Democrazia Diretta: Storia di una cattiva idea

“Rousseau”. Questo il nome del “sistema operativo” del MoVimento 5 Stelle, dove gli iscritti possono votare per i candidati del partito – ebbene sì, per quanto odino questo termine, tecnicamente lo sono eccome, e non c’è niente di male – da presentare nelle tornate elettorali. Il nome certamente evoca fortamente il concetto di democrazia diretta di cui il filosofo francese è considerato, a torto, l’ideologo. Eppure, per quanto eretico possa sembrare nell’epoca della crisi dei corpi intermedi, il concetto stesso di democrazia diretta sembra – ed è – indubbiamente sopravvalutato.

La Grecia antica è la vera culla della democrazia diretta sì come viene concepita nel nostro immaginario collettivo. Fu lì che si sviluppò infatti nella sua forma più pura. La direzione del pensiero politico dominante dell’Oggi è chiara: più democrazia, più prosperità. Secondo questo sillogismo, dovremmo essere portati a ritenere che la democrazia diretta dovrebbe caratterizzarsi contemporaneamente punto di arrivo e massima espressione del liberalismo; la realizzazione del Comunismo dopo la dittatura del proletariato degli anti-marxisti. Tuttavia, la Storia insegna il contrario. Non fu forse proprio nella prospera Gercia antica, a Sparta, dove la minoranza militarizzata schiavizzò la maggioranza degli Ilòti? O ancora, per chi non a torto obiettasse la natura oligarchica e aristocratica del sistema di Lacedemone, non fu proprio la democrazia universale ateniese a mettere a morte Socrate, “l’uomo più giusto” secondo Platone?

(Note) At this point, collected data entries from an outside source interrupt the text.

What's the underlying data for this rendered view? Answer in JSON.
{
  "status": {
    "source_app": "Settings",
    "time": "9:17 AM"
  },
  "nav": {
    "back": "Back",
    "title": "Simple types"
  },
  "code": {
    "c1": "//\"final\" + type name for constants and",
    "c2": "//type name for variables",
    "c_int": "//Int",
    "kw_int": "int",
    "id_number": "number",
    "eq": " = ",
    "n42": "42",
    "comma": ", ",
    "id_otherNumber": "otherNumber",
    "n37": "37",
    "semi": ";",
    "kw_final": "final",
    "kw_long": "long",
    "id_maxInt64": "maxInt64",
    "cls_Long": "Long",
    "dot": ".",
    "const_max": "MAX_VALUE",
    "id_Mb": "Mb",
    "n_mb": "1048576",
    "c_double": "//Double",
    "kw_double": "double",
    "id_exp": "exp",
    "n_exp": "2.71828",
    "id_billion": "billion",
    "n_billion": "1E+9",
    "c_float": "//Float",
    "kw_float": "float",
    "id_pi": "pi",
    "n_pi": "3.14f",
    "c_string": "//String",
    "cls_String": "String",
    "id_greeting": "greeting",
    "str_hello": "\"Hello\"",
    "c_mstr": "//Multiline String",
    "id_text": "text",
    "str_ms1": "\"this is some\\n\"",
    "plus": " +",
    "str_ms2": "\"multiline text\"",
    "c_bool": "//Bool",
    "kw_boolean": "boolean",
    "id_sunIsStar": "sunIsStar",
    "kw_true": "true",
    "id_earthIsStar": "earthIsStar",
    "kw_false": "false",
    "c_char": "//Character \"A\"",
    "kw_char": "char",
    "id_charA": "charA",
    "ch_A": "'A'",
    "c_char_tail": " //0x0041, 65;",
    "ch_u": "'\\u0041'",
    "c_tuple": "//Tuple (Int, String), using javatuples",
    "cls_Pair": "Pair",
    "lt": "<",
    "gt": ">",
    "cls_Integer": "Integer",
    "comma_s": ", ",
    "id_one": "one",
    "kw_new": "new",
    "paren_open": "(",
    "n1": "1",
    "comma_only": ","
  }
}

E’ chiaro che non è la democrazia in sé a prevenire il compimento di atrocità, quanto piuttosto lo schema di valori individuato da una determinata comunità. L’Impero Romano ci insegna, d’altra parte, che l’ordine è necessario affinché la società possa permettere alle sue migliori energie di mettersi in moto. Per quanto nobile possa sembrare, l’ideale “democratico” Rousseauiano non fu che l’anticamera di legittimazione delle peggiori atrocità degli ultimi secoli, dal grande terrore giacobino al perseguimento dell’obiettivo finale del comunismo o del Reich millenario. A testimonianza della grandezza e dell’infallibilità della sovranità popolare nella sua accezione più totalizzante, fu il ritmo serrato della ghigliottina a Place de la Concorde a Parigi nel 1793 a parlare. Del resto Hobbes l’aveva detto: homo homini lupus.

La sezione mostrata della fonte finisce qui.